The two veins — innovation and condo development — are not easy to reconcile, he said.
“It’s not been so easy, because developers are interested in putting down as many condos as possible that sell as well as possible. They are not so interested in innovation, although they benefit from the branding,” Fischler said.
“The future of Griffintown is uncertain,’’ he said, in terms of who will be there, how it will function, and what the rest of development will be.
The rapid change characterized by condo construction — meaning land prices go up and many people are displaced — does not promote QI’s objective, he said. “Condo land is not a creative milieu.”
Despite the fact that being a landowner and seller in the now-trendy area has made him rich, Lev said is not impressed with how Griffintown is transforming.
“Who in their right mind wants to live in a neighbourhood that’s interspersed with 20-storey non-architectural towers? There’s no imagination,” Lev said.

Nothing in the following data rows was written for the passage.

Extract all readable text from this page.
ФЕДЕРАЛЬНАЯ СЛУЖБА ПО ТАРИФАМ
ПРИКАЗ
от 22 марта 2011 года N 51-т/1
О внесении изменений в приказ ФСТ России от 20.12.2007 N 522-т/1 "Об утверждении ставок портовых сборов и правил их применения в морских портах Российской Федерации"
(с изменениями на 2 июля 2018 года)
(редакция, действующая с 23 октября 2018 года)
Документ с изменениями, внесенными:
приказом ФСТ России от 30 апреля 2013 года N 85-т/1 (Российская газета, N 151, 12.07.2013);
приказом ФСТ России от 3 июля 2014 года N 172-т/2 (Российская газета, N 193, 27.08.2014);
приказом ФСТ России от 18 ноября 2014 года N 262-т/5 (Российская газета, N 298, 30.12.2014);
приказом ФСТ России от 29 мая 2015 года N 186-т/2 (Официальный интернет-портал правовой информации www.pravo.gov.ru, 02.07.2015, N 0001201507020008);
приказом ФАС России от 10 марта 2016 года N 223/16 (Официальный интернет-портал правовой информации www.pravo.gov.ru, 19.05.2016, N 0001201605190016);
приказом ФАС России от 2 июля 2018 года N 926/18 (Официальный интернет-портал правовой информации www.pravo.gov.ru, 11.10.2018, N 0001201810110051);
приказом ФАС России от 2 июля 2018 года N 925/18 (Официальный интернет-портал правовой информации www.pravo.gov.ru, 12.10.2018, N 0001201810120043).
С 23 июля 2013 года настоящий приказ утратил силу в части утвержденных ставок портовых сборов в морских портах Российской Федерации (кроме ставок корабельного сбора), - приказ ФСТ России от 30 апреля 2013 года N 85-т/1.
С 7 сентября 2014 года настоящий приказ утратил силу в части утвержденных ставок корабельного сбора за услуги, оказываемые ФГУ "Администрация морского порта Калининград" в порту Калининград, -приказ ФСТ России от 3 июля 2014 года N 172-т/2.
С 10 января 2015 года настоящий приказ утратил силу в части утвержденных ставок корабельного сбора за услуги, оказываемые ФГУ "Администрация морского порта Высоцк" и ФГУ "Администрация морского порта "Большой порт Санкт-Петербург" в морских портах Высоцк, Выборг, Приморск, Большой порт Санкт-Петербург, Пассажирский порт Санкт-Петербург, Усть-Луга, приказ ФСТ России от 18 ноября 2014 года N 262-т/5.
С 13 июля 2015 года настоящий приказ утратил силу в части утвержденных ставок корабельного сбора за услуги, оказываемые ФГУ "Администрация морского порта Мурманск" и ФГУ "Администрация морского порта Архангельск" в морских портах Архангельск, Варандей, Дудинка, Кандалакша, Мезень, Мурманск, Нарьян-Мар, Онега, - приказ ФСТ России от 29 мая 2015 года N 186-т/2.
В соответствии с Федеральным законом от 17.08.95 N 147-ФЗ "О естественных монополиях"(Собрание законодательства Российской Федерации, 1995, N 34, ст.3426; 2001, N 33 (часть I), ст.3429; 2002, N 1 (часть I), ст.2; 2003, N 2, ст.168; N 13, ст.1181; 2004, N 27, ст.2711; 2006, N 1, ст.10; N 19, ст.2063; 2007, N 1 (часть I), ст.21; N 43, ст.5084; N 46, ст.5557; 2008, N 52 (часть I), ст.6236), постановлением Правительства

Nobody walks in 20-storey neighbourhoods, with their wind tunnels, he said — the best neighbourhoods are those with three- and four-storey dwellings, like the Plateau, Rosemont, and N.D.G.
Seeing that downtown had nowhere to grow but south, Lev’s father started buying land in the area in the 1950s and 60s. Lev has since sold buildings and land to developer Prével and others.
“They made me rich, richer than I ever needed to be or wanted to be,” Lev said. “I also know that I can’t stop the juggernaut.”
The city could have created something special in Griffintown, Lev said. “What major city in the world can you find, let’s say two or three square miles, that needs rehabilitation right next to downtown?”
Jacques Charette, president of the Georges-Vanier Cultural Centre, points out that 10 years ago, there was not a word to be heard about Griffintown.
“Now, everything is called Griffintown,’’ he said. “The Griffintown Vet is opening up in Little Burgundy.”
Charette and Paul-Émile Rioux, a local gallery owner and president of the merchants association for the Quartier du Canal, tried to convince the city to plan for a central square or hub, a public place where people would gather, but to no avail.
Despite his disappointment over a lack of input from Griffintown’s residents, Rioux said he is happy that there’s life in the area again.
“We missed an occasion to do something right in a place that was wrong,’’ he said. “Now, (city and borough planners) are correcting the problems, trying to do their best.”